Ces mêmes années font aussi mûrir un engagement d'une autre nature. Ma foi prend une place centrale dans ma vie, et donnera naissance à JesusBYS, une communauté chrétienne en ligne multilingue que je porte bénévolement : se mettre, très simplement, au service de Jésus.
L'intelligence artificielle, ou le retour des mathématiques
Pendant ce temps, une lame de fond se prépare. Dès 2015, quand Google rend publique sa bibliothèque TensorFlow, je fais partie des premiers à m'en emparer pour explorer l'apprentissage automatique. Le sujet me passionne d'autant plus qu'il parle ma langue maternelle intellectuelle : l'algèbre linéaire, les probabilités, l'optimisation. Les mathématiques que j'avais laissées derrière moi reviennent par la grande porte.
Cette longueur d'avance me fait agir tôt : dès 2021, je lance Epovest, avant même que le grand public ne découvre l'IA générative. Fin 2022, la sortie de ChatGPT confirme mon intuition : nous vivons une révolution technologique majeure, au même titre que l'imprimerie, la révolution industrielle ou l'électricité. Je décide d'y consacrer l'essentiel de mon temps : étudier les modèles en profondeur, expérimenter chaque jour, développer, mesurer.

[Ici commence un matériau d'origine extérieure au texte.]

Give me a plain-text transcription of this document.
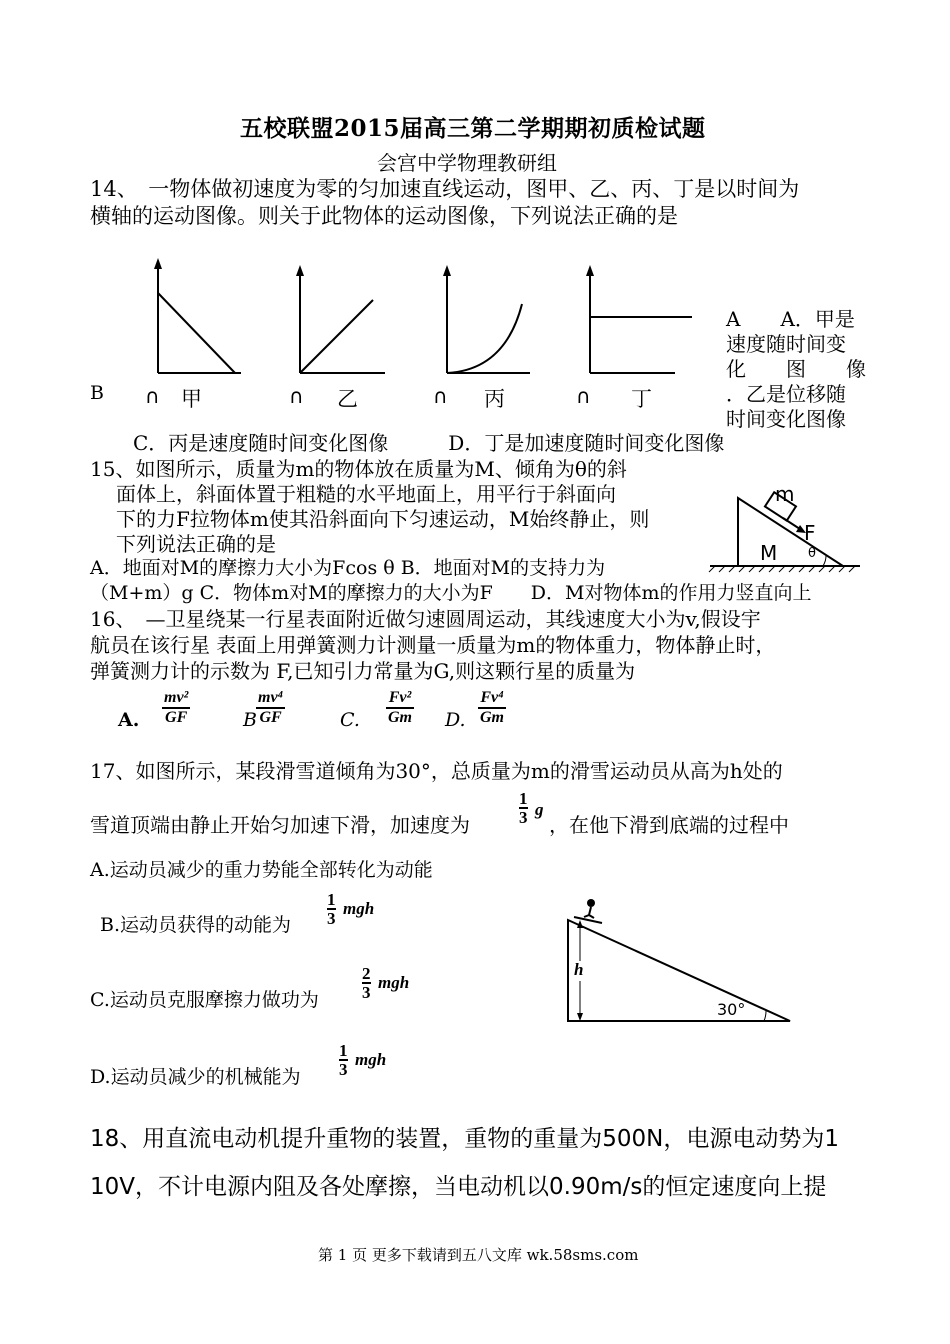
五校联盟2015届高三第二学期期初质检试题
会宫中学物理教研组
14、　一物体做初速度为零的匀加速直线运动，图甲、乙、丙、丁是以时间为
横轴的运动图像。则关于此物体的运动图像，下列说法正确的是
∩ 甲	∩ 乙	∩ 丙	∩ 丁
B
A　　A．甲是
速度随时间变
化　　图　　像
．乙是位移随
时间变化图像
C．丙是速度随时间变化图像　　　D．丁是加速度随时间变化图像
15、如图所示，质量为m的物体放在质量为M、倾角为θ的斜
面体上，斜面体置于粗糙的水平地面上，用平行于斜面向
下的力F拉物体m使其沿斜面向下匀速运动，M始终静止，则
下列说法正确的是
A．地面对M的摩擦力大小为Fcos θ B．地面对M的支持力为
（M+m）g C．物体m对M的摩擦力的大小为F　　D．M对物体m的作用力竖直向上
m
F
M θ
16、　—卫星绕某一行星表面附近做匀速圆周运动，其线速度大小为v,假设宇
航员在该行星 表面上用弹簧测力计测量一质量为m的物体重力，物体静止时，
弹簧测力计的示数为 F,已知引力常量为G,则这颗行星的质量为
A. $\frac{\text{mv²}}{GF}$	B $\frac{\text{mv⁴}}{GF}$	C. $\frac{\text{Fv²}}{Gm} D$. $\frac{\text{Fv⁴}}{Gm}$
17、如图所示，某段滑雪道倾角为30°，总质量为m的滑雪运动员从高为h处的
雪道顶端由静止开始匀加速下滑，加速度为	$\frac{1}{3}$ g
，在他下滑到底端的过程中
A.运动员减少的重力势能全部转化为动能
B.运动员获得的动能为 $\frac{1}{3}$ mgh
C.运动员克服摩擦力做功为	$\frac{2}{3}$ mgh
D.运动员减少的机械能为 $\frac{1}{3}$ mgh
h
30°
18、用直流电动机提升重物的装置，重物的重量为500N，电源电动势为1
10V，不计电源内阻及各处摩擦，当电动机以0.90m/s的恒定速度向上提
第 1 页 更多下载请到五八文库 wk.58sms.com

Cette double casquette, l'étude des systèmes d'IA d'un côté, l'entrepreneuriat de l'autre, redessine tout mon portefeuille. Serenity by Simafri industrialise avec l'IA le modèle que j'avais inventé en 2013, et Simafri aide désormais ses clients à mieux contrôler ce que les IA disent d'eux. Epovest mesure la visibilité des entreprises dans les réponses des IA, et leur donne les leviers pour la façonner. Je refonds Stileex en maison de données : des prix et indicateurs vérifiés, publiés en séries continues et servis aux systèmes d'IA. Mesurer et façonner les réponses des IA, les alimenter en données, les mettre au travail : trois angles d'un même sujet.
Vingt ans après avoir renoncé à une carrière de chercheur en mathématiques, la boucle est bouclée. Le destin que je croyais avoir quitté m'a rattrapé, sous une forme que personne n'aurait pu prédire. La suite s'écrit en ce moment.